Ninguna pluma es capaz de pintar las gracias, las facciones y los secretos encantos de estas ocho criaturas, por encima de todo lo que se puede decir, y elegidas, como sabemos, entre un grandísimo número.

Ocho folladores

HERCULE, veintiséis años, bastante guapo, pero muy mala persona; favorito del duque; su polla tiene 8 pulgadas 2 líneas de perímetro por 13 de longitud; eyacula mucho.

ANTINOUS tiene treinta años, muy apuesto; su polla tiene 8 pulgadas de perímetro por 12 de longitud.

BRISE-CUL, veintiocho años, el aspecto de un sátiro; tiene la polla torcida; la cabeza o el glande es enorme; tiene 8 pulgadas y 3 líneas de perímetro, y el cuerpo de la polla 8 pulgadas por 13 de longitud; esta polla majestuosa está completamente combada.

BANDE-AU-CIEL tiene veinticinco años, es muy feo, pero sano y vigoroso; gran favorito de Curval, siempre está empalmado, y su polla tiene 7 pulgadas 11 líneas de perímetro por 11 de longitud.

Los cuatro restantes, de 9 a 10 y 11 pulgadas de longitud por 7, 5 y 7 pulgadas y 9 líneas de perímetro, y tienen de veinticinco a treinta años.


Notas:

1. Hay que decir que Hercule y Bande-au-ciel son, el primero, muy mala persona, y el segundo muy feo, y que ninguno de los ocho ha podido jamás disfrutar de hombre ni de mujer.

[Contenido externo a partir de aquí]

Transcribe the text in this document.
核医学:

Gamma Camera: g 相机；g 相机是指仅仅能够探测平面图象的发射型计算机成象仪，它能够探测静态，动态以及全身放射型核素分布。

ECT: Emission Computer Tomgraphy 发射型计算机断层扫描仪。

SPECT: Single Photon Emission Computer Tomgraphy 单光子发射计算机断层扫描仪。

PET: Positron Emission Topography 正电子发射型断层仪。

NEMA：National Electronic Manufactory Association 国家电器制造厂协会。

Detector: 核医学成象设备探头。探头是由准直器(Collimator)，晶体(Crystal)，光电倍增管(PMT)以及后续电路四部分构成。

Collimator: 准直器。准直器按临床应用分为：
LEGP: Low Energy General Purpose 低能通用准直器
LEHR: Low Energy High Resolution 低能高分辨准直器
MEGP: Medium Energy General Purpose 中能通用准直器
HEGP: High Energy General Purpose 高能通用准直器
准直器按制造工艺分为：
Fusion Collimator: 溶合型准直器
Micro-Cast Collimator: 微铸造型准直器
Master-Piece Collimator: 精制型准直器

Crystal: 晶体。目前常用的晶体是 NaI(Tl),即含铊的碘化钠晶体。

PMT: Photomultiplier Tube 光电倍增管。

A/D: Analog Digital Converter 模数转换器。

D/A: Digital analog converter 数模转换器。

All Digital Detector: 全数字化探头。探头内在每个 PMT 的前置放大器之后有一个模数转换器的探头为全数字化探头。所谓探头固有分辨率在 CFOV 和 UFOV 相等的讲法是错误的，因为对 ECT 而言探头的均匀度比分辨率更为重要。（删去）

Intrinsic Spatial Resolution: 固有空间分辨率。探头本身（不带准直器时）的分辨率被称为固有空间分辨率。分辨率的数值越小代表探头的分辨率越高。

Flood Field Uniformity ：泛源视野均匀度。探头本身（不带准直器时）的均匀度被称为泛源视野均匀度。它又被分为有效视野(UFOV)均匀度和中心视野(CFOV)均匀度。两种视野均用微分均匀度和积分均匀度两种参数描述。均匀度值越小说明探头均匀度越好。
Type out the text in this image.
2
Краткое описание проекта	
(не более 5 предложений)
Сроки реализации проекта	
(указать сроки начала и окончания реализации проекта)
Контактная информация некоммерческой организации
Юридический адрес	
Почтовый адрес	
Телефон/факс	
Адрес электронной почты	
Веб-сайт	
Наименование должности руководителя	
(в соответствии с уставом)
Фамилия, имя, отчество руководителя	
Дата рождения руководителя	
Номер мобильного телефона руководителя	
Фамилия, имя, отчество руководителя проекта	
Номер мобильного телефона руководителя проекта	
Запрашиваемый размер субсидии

2. Que la capilla sirve de letrina, y detallarla a partir de esta utilización.

3. Que, en su expedición, tas alcahuetas y los alcahuetes disponían de matones a sus órdenes.

4. Detallar un poco los pechos de las criadas y hablar del cáncer de Fanchon. Describir también un poco más los rostros de las 16 criaturas.